Arsenal berhasil menyamakan kedudukan melalui gol Mikel Merino. Bukayo Saka menjadi kreator gol dengan umpan silang akuratnya ke kotak penalti yang sukses ditanduk oleh Merino, mengubah skor menjadi 1-1. Setelah gol penyeimbang tersebut, kedua tim terus melancarkan serangan dan menciptakan sejumlah peluang. Arsenal mengambil inisiatif lebih banyak dalam membangun serangan, sementara Chelsea mengandalkan strategi serangan balik cepat. Namun, hingga peluit panjang dibunyikan, skor 1-1 tetap tidak berubah, mengakhiri laga Liga Inggris yang penuh tensi ini.

Ringkasan

Pertandingan sengit Liga Inggris antara Chelsea dan Arsenal di Stamford Bridge berakhir imbang 1-1. Drama terjadi saat Moises Caicedo dari Chelsea diganjar kartu merah langsung pada menit ke-38 setelah tinjauan VAR, membuat The Blues bermain dengan 10 pemain. Meski demikian, babak pertama berakhir tanpa gol.
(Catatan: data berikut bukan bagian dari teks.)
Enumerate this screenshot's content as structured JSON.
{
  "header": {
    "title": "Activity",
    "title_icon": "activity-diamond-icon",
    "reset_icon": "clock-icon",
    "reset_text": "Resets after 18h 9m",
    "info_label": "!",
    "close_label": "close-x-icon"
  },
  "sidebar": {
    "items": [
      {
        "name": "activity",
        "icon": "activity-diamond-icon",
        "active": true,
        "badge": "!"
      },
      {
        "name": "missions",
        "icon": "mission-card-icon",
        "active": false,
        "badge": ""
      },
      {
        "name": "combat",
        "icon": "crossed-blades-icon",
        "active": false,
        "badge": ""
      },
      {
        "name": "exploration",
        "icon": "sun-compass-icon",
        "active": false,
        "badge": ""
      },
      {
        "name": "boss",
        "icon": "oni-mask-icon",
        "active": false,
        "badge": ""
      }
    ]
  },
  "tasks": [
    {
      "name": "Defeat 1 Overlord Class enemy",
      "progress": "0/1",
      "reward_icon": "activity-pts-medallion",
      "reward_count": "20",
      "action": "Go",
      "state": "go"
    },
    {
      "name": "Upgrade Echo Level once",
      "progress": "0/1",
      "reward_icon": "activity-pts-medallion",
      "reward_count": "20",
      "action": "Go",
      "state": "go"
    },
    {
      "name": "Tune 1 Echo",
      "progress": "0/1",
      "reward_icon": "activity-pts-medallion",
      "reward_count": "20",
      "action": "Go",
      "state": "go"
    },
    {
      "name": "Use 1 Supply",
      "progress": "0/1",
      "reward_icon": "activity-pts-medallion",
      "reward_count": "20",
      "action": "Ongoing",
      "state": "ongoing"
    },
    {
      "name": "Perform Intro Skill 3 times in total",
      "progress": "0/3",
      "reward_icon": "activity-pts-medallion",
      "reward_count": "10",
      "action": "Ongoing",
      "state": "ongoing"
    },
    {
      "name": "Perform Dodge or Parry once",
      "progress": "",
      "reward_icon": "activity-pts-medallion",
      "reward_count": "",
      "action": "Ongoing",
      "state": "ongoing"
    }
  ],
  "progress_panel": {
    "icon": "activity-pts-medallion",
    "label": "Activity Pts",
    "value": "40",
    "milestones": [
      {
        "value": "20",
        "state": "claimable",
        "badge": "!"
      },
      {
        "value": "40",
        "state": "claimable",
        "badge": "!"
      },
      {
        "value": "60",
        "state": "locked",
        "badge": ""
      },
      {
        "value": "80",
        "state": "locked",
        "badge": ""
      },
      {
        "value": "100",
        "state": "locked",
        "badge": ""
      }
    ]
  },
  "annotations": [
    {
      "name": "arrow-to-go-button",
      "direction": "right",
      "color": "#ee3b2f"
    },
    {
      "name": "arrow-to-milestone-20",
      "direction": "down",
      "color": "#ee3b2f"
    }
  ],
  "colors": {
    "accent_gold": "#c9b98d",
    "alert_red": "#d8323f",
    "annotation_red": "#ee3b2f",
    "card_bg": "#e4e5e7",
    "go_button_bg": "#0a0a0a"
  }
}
Memasuki babak kedua, Chelsea yang bermain dengan sepuluh pemain secara mengejutkan unggul lebih dulu melalui gol Trevoh Chalobah di menit ke-48. Arsenal kemudian berhasil menyamakan kedudukan menjadi 1-1 pada menit ke-59 melalui gol Mikel Merino. Dengan hasil ini, Arsenal tetap memuncaki klasemen, sementara Chelsea berada di posisi ketiga.